The head of Baer's European business, Yves Robert-Charrue, told Reuters that the bank plans to expand in Britain, Germany and Spain, by hiring, opening new branches and potentially by M&A activity if it sees opportunities. It will also continue investing in technology at its European offshore booking centre in Luxembourg.

"I'm in a little bit of a competition with my colleague running Asia to see who's stronger in the long term," Robert-Charrue said during a recent interview at the bank's headquarters in Zurich. "I would not exclude an acquisition to leapfrog the growth we think we can achieve, if the conditions are right. There's potential for further hiring in big strategic markets."

Baer is Switzerland's third-largest listed bank with 401 billion Swiss francs ($407 billion) in assets under management at the end of April and said last month that its net money inflows had increased by more than an annualised 5 percent in the first four months of this year. It has not given further details.

European and Asian customers account for roughly a quarter each of the group's assets under management, according to sources.

While for the wealth management industry as a whole, growth in Europe has lagged Asia, Robert-Charrue said that was not the case for Baer which has been able to use its position as a new entrant to some European markets with a relatively small market share to grow.

In Germany, Baer plans to open a branch in Hanover and another at an undisclosed site, he said, giving the group 11 offices in Europe's biggest economy.
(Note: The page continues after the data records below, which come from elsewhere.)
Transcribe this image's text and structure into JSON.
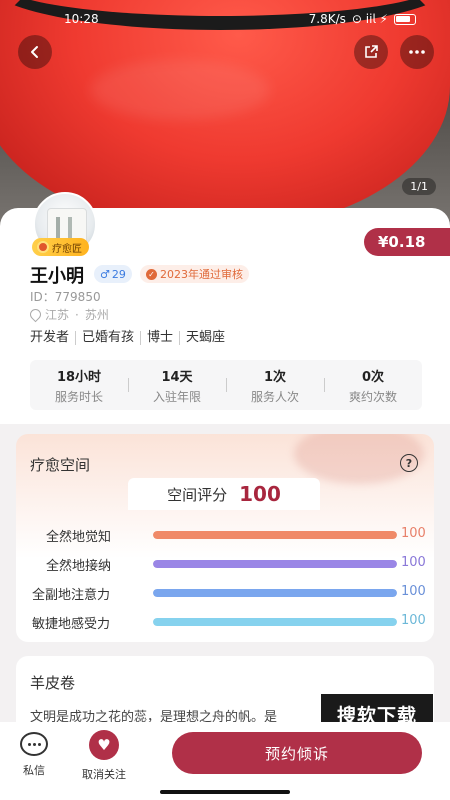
{
  "status_bar": {
    "time": "10:28",
    "net": "7.8K/s",
    "signal": "⊙ 𝗂𝗂𝗅 ⚡"
  },
  "hero": {
    "counter": "1/1"
  },
  "profile": {
    "badge": "疗愈匠",
    "price": "¥0.18",
    "name": "王小明",
    "gender_symbol": "♂",
    "age": "29",
    "review": "2023年通过审核",
    "review_check": "✓",
    "id": "ID：779850",
    "location_province": "江苏",
    "location_dot": "·",
    "location_city": "苏州",
    "tags": [
      "开发者",
      "已婚有孩",
      "博士",
      "天蝎座"
    ],
    "stats": [
      {
        "value": "18小时",
        "label": "服务时长"
      },
      {
        "value": "14天",
        "label": "入驻年限"
      },
      {
        "value": "1次",
        "label": "服务人次"
      },
      {
        "value": "0次",
        "label": "爽约次数"
      }
    ]
  },
  "healing_space": {
    "title": "疗愈空间",
    "help": "?",
    "score_label": "空间评分",
    "score": "100",
    "bars": [
      {
        "label": "全然地觉知",
        "value": 100,
        "display": "100",
        "color": "#f08a68",
        "text_color": "#e8806a"
      },
      {
        "label": "全然地接纳",
        "value": 100,
        "display": "100",
        "color": "#9a86e6",
        "text_color": "#8a78d8"
      },
      {
        "label": "全副地注意力",
        "value": 100,
        "display": "100",
        "color": "#7aa6ee",
        "text_color": "#6a90d8"
      },
      {
        "label": "敏捷地感受力",
        "value": 100,
        "display": "100",
        "color": "#86d2ee",
        "text_color": "#6cb8d8"
      }
    ]
  },
  "parchment": {
    "title": "羊皮卷",
    "text": "文明是成功之花的蕊，是理想之舟的帆。是"
  },
  "watermark": "搜软下载",
  "bottom_bar": {
    "message_label": "私信",
    "unfollow_label": "取消关注",
    "book_label": "预约倾诉"
  },
  "colors": {
    "accent": "#b03048",
    "score": "#a8263e",
    "badge": "#ffb31f"
  }
}
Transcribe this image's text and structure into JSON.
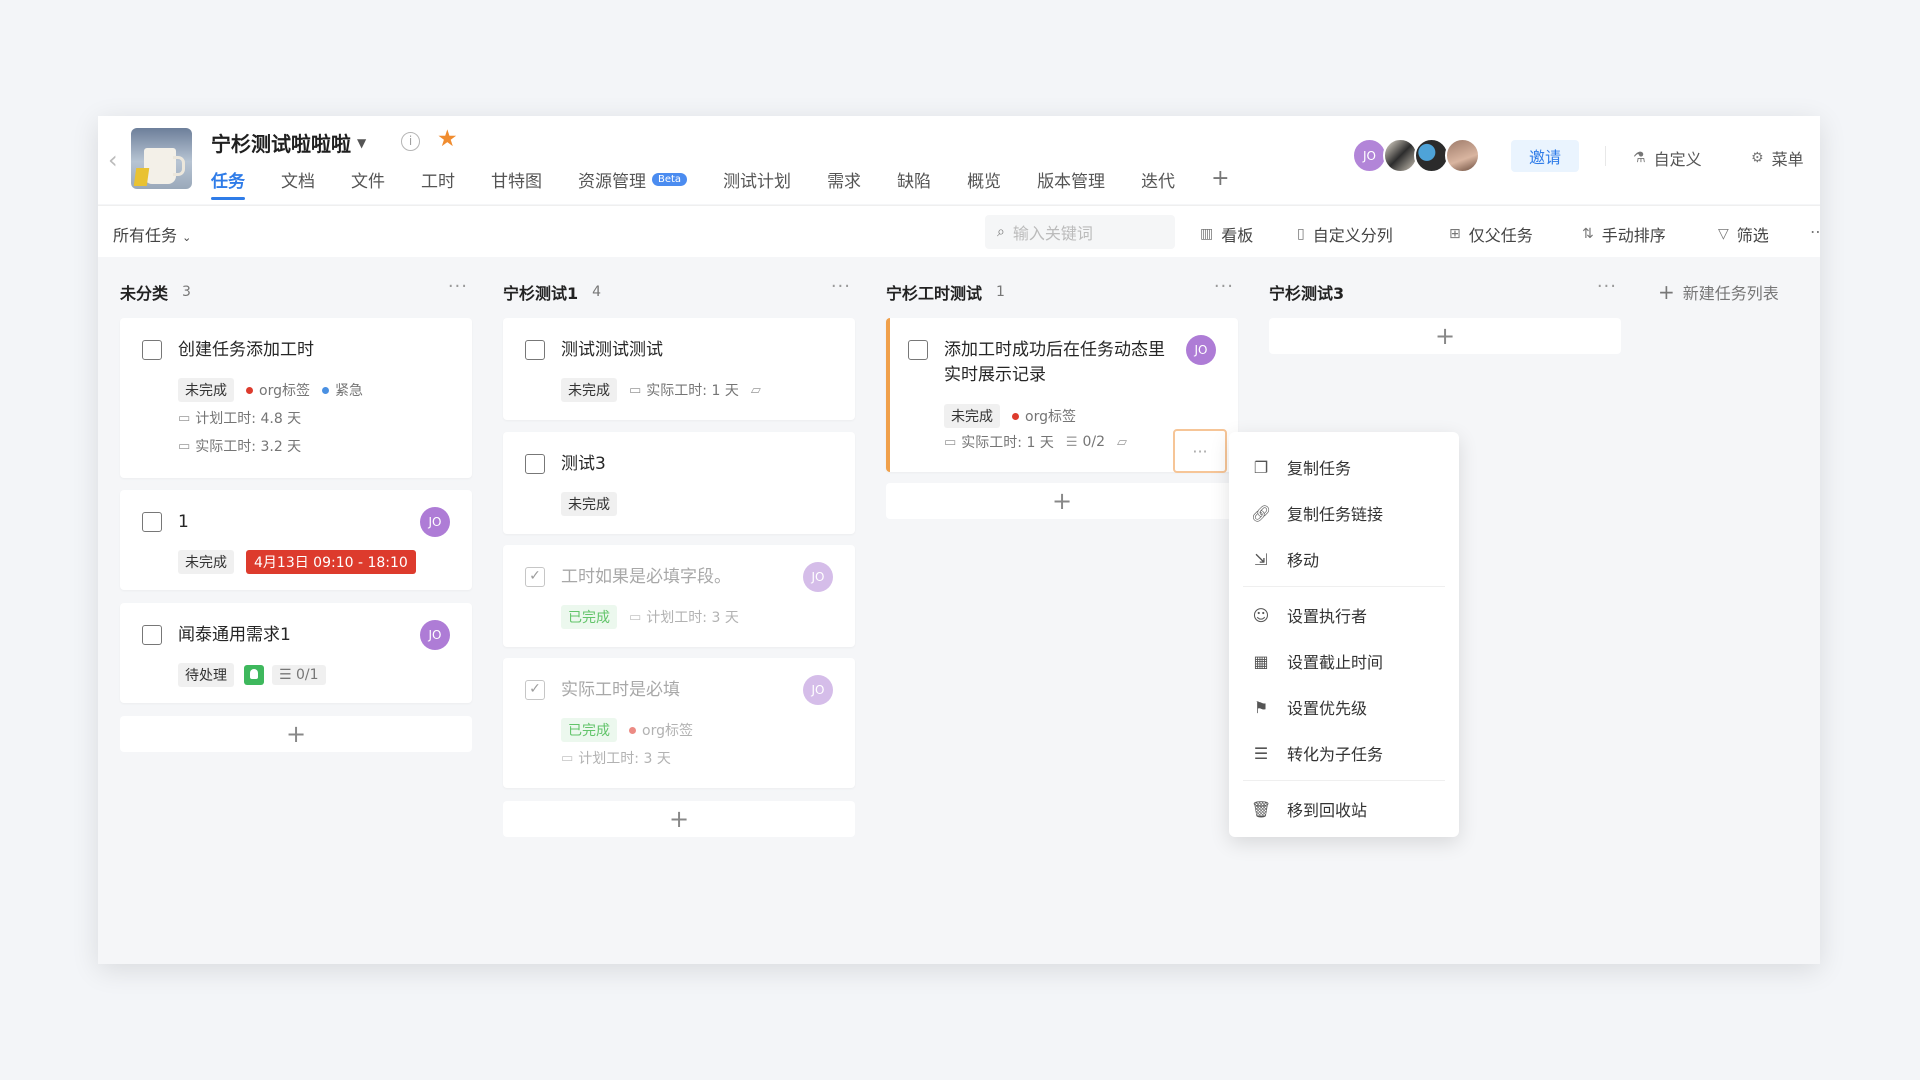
{
  "header": {
    "project_title": "宁杉测试啦啦啦",
    "tabs": [
      {
        "label": "任务",
        "active": true
      },
      {
        "label": "文档"
      },
      {
        "label": "文件"
      },
      {
        "label": "工时"
      },
      {
        "label": "甘特图"
      },
      {
        "label": "资源管理",
        "badge": "Beta"
      },
      {
        "label": "测试计划"
      },
      {
        "label": "需求"
      },
      {
        "label": "缺陷"
      },
      {
        "label": "概览"
      },
      {
        "label": "版本管理"
      },
      {
        "label": "迭代"
      }
    ],
    "add_tab": "+",
    "avatar_initials": "JO",
    "invite_label": "邀请",
    "customize_label": "自定义",
    "menu_label": "菜单",
    "accent_color": "#2f7ce8"
  },
  "toolbar": {
    "filter_label": "所有任务",
    "search_placeholder": "输入关键词",
    "board_label": "看板",
    "custom_columns_label": "自定义分列",
    "parent_only_label": "仅父任务",
    "sort_label": "手动排序",
    "filter_btn_label": "筛选"
  },
  "columns": [
    {
      "title": "未分类",
      "count": "3",
      "cards": [
        {
          "title": "创建任务添加工时",
          "status": "未完成",
          "tag1": "org标签",
          "tag2": "紧急",
          "plan": "计划工时: 4.8 天",
          "actual": "实际工时: 3.2 天"
        },
        {
          "title": "1",
          "status": "未完成",
          "time": "4月13日 09:10 - 18:10",
          "avatar": "JO"
        },
        {
          "title": "闻泰通用需求1",
          "status": "待处理",
          "subtasks": "0/1",
          "avatar": "JO"
        }
      ]
    },
    {
      "title": "宁杉测试1",
      "count": "4",
      "cards": [
        {
          "title": "测试测试测试",
          "status": "未完成",
          "actual": "实际工时: 1 天"
        },
        {
          "title": "测试3",
          "status": "未完成"
        },
        {
          "title": "工时如果是必填字段。",
          "status": "已完成",
          "plan": "计划工时: 3 天",
          "avatar": "JO"
        },
        {
          "title": "实际工时是必填",
          "status": "已完成",
          "tag1": "org标签",
          "plan": "计划工时: 3 天",
          "avatar": "JO"
        }
      ]
    },
    {
      "title": "宁杉工时测试",
      "count": "1",
      "cards": [
        {
          "title": "添加工时成功后在任务动态里实时展示记录",
          "status": "未完成",
          "tag1": "org标签",
          "actual": "实际工时: 1 天",
          "subtasks": "0/2",
          "avatar": "JO"
        }
      ]
    },
    {
      "title": "宁杉测试3",
      "count": "",
      "cards": []
    }
  ],
  "new_list_label": "新建任务列表",
  "context_menu": [
    {
      "label": "复制任务",
      "icon": "copy-icon"
    },
    {
      "label": "复制任务链接",
      "icon": "link-icon"
    },
    {
      "label": "移动",
      "icon": "move-icon"
    },
    {
      "label": "设置执行者",
      "icon": "user-icon"
    },
    {
      "label": "设置截止时间",
      "icon": "calendar-icon"
    },
    {
      "label": "设置优先级",
      "icon": "flag-icon"
    },
    {
      "label": "转化为子任务",
      "icon": "subtask-icon"
    },
    {
      "label": "移到回收站",
      "icon": "trash-icon"
    }
  ],
  "colors": {
    "urgent_overdue": "#dd3b2d",
    "highlight_border": "#f6c597",
    "done_green": "#62c46a",
    "column_accent_orange": "#f0a04b"
  }
}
"The German business, the operational business of our onshore franchise, has been profitable for many years. Other markets are profitable in terms of legal entities," Robert-Charrue said. "Top-line margins are strong, which maybe not everyone would expect in Europe. We can deliver very strong return on assets in Europe, and to me that proves a point."

Last year Baer decided to open three new offices in Britain - going against the trend of the financial industry, which is shifting some operations from London ahead of Britain's exit from the Europe Union.

Baer - which primarily books domestic business in Britain and runs its European cross-border operations out of Luxembourg - will continue looking for opportunities, saying its bid to seize a greater chunk of business from wealthy Britons spooked by Brexit uncertainty is showing early signs of success.

"We think it's good sometimes to go a bit against the trend. That also helped us on hiring," Robert-Charrue said of the expansion.

He joined the bank in 2009 when his former Credit Suisse colleague Boris Collardi became CEO of Baer. He said he is not overly concerned about losing clients and client managers as Collardi becomes a partner at rival bank Pictet this month.

"Obviously, it's a competing market out there. We're neither afraid nor see it as a major threat," he said. "We're very close to our employees and our clients and we're watching."